Marriage of Starkman (2005) 129 Cal.App.4th 659
Individual Retirement Accounts
Designation of beneficiary documents signed by W when H opened IRA accounts did not waive her CP interest in the pension funds or transmute her CP share of those funds to H’s SP.
Estate of MacDonald (1990) 51 Cal.3d 262
Life insurance W took title to life insurance policy in her name alone using CP to acquire the policy. The acquisition was subject to the rules governing a writing.
Marriage of Valli (2014) 58 Cal.4th 1396
Loan documents and other documents of title
H acquired property in his name alone sourcing the down payment from his SP and retiring the loan shortly after acquisition. On these facts home was H’s SP so Fam C §2640 does not apply. If property is acquired during marriage with both separate and community funds, the transmutation requirements of Fam C §852 must be satisfied before the reimbursement provisions of Fam C §2640 apply.
Marriage of Bonvino (2015) 241 Cal.App.4th 1411
Partnership modification agreement
H executed partnership modification agreements, but those agreements did not expressly declare an intent to transmute H’s SP interest in the partnership.
Marriage of Lafkas (2015) 237 Cal.App.4th 921
Real property H not entitled to reimbursement of SP contributions to W’s SP residence under transmutation statute. W did not agree in writing to transmute her SP residence into H’s SP residence or CP.
Marriage of Cross (2001) 94 Cal.App.4th 1143
Trust Transfer Deed
H’s transfer deed to W’s trust was not an express declaration sufficient under Fam C §852(a).
Marriage of Begian and Sarajian (2018) 31 Cal.App.5th 506
Trust documents H executed a transmutation agreement with a provision for establishing a trust.
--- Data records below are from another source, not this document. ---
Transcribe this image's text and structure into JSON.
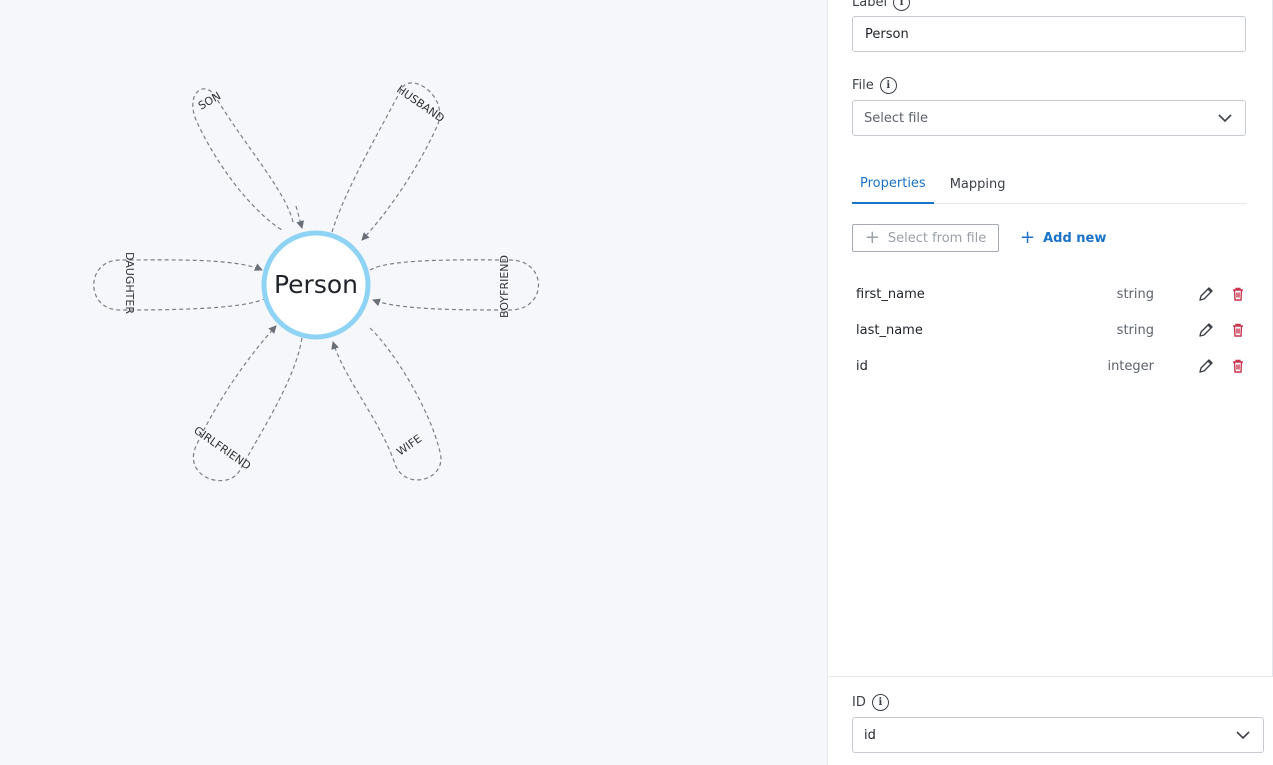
{
  "graph": {
    "node_label": "Person",
    "relationships": [
      "SON",
      "HUSBAND",
      "DAUGHTER",
      "BOYFRIEND",
      "GIRLFRIEND",
      "WIFE"
    ]
  },
  "panel": {
    "label_field": {
      "label": "Label",
      "value": "Person"
    },
    "file_field": {
      "label": "File",
      "placeholder": "Select file"
    },
    "tabs": [
      {
        "label": "Properties",
        "active": true
      },
      {
        "label": "Mapping",
        "active": false
      }
    ],
    "select_from_file_label": "Select from file",
    "add_new_label": "Add new",
    "properties": [
      {
        "name": "first_name",
        "type": "string"
      },
      {
        "name": "last_name",
        "type": "string"
      },
      {
        "name": "id",
        "type": "integer"
      }
    ],
    "id_field": {
      "label": "ID",
      "value": "id"
    }
  },
  "colors": {
    "accent": "#1a73c6",
    "node_ring": "#8fd3f4",
    "delete": "#c8354f"
  }
}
The documents satisfied Fam C §852(d) as a clear expression of an intention to change the character of the property. Use of the word “transmute” is not required. (It might be advisable.)
Marriage of Holtemann (2008) 166 Cal.App.4th 1166
Stock journal & stock documents
H transferred stock into a stock account in W’s name. These transfer documents could not complete a transmutation of the stock.
Marriage of Barneson (1999) 69 Cal.App.4th 583
GIFT EXCEPTION
Automobile not a tangible personal article
H acquired a Porsche automobile by withdrawing $60K from W’s account and taking title in his name. This purchase did not qualify as a tangible article of a personal nature not substantial in value.
Marriage of Buie and Neighbors (2009) 179 Cal.App.4th 1170
Unset diamond converted to ring did not meet the marital gift exception
T/Ct believed H’s testimony that a 5‐carat stone purchased with CP remained CP even though it was later placed into a setting and worn by W. While it was a tangible article of a personal nature, it had substantial value based on the marital lifestyle. It was not a gift under Fam C §770.